E si ritorna al concetto già espresso: i piaceri agli amici di famiglia; si narra infatti che la stessa Camcellieri – ai tempi in cui era soltanto Prefetto – quando dovevano trasferirla in altra sede, chiamò subito Ligresti che, di conseguenza interviene sull’allora premier Berlusconi, il quale chiamò il fido Angelino Alfano, il quale è anche affittuario di uno splendido appartamento romano messogli a disposizione proprio dai Ligresti.
E torniamo così al motto di Longanesi – “tempo famiglia” - che secondo l’illustre scrittore era da considerarsi motto italico per eccellenza e dunque da stampare addirittura sul tricolore.
Tutti i manager e in particolare i supermanager “tengono famiglia” come vi voglio succintamente rappresentare: Giannini per l’Antitrust si fa raccomandare dai Ligresti; ma ha amicizie di famiglia anche la stessa Cancellieri il cui figlio ha lavorato per i Ligresti per 11 mesi incassando la bella somma di 5/milioni di euro, così come furono messi a libro paga anche due ex prefetto di Milano, Enzo Vicari e Bruno Ferrante.
Quindi possiamo dire che “l’amicizia è una cosa splendida, ma se “rende” è ancora meglio”! Non siete d’accordo??

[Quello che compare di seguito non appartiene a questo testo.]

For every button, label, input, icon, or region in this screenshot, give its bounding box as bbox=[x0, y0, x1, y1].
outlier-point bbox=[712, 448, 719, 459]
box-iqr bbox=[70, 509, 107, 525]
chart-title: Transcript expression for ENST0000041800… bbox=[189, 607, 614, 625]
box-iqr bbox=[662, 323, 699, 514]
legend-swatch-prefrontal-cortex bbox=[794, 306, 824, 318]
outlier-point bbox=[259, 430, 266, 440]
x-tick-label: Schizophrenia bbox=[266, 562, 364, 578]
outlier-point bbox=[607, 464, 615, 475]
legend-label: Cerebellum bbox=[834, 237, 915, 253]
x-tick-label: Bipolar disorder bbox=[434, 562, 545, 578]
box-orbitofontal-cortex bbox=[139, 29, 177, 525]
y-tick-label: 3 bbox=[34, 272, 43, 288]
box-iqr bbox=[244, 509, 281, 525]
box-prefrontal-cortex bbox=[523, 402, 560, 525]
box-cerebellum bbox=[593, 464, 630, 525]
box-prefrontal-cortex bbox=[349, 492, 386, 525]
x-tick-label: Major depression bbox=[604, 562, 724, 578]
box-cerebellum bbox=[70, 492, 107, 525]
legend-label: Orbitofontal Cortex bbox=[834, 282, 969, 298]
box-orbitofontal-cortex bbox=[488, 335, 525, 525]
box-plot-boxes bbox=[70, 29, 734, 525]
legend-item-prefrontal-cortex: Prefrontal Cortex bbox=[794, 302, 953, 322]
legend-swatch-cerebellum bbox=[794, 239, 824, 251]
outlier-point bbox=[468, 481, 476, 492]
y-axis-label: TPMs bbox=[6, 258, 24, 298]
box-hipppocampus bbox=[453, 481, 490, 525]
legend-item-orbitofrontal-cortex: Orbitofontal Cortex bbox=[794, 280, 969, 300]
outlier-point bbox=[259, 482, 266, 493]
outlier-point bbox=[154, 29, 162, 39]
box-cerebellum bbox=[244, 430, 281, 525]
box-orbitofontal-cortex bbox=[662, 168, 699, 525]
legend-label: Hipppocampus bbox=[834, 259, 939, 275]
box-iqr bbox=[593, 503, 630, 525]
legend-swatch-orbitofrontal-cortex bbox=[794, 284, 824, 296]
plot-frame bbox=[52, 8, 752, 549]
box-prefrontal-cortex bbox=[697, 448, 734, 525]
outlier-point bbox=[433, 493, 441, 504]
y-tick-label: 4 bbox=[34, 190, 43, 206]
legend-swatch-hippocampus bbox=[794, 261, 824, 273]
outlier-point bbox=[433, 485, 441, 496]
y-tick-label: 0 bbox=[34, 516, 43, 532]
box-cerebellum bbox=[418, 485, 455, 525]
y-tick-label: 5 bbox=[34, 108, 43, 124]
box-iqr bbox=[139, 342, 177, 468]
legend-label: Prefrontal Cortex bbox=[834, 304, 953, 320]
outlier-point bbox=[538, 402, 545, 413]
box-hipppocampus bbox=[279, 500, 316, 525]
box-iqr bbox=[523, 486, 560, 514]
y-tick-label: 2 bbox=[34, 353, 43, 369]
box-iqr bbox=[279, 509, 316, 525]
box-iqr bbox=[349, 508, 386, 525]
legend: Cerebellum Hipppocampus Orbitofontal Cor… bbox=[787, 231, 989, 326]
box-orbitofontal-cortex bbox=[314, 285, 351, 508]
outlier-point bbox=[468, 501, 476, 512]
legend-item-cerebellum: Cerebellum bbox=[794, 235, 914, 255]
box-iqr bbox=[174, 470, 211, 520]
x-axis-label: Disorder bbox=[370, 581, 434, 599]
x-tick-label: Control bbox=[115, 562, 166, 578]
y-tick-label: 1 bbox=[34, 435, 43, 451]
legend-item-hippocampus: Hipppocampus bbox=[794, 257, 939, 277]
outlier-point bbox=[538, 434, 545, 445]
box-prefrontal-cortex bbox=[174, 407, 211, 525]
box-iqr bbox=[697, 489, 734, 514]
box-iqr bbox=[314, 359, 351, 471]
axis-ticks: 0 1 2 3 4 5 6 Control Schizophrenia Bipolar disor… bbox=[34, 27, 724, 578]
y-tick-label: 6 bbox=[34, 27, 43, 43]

Ed ora vi voglio raccontare un piccolo fatto emblematico: nel 1987 “Il Giornale” di Montanelli pubblica un pezzo sgradito ai Ligresti – già allora sotto inchiesta – i quali convocano il cronista che ha scritto il pezzo, per un chiarimento; il chiarimento avviene sotto lo sguardo vigile della Cancellieri – allora capo ufficio stampa della prefettura di Milano – che afferma: “ero lì per caso, in quanto amica di famiglia”.
E rieccola questa “famiglia”, ma non credo proprio che il povero cronista l’abbia presa così quella silenziosa presenza che gli sarà apparsa come una sorta di “messaggio”, un qualcosa sul tipo “sappi che il  ministero dell’interno è dalla parte dei Ligresti, quindi regolati di conseguenza.
In effetti, molte carriere al ministero dell’interno si spiegano con alte sponde esterne, così come i buoni rapporti con gli americani spiegano la carriera di molti alti ufficiali nostrali e di influenti capi dei servizi segreti; e nel campo civilistico, le affinità politiche trasformano mediocri medici in riveriti primari e le cordate portano diritto ad una cattedra prestigiosa all’Università.
Funziona così l’Italia del “familismo amorale”, dove non occorre essere mafiosi per apprezzare l’utilità di un “padrino” e dove il caso Cancellieri-Ligresti è solo uno dei tanti esempi per capire come gira la ruota in questo nostro disgraziato Paese.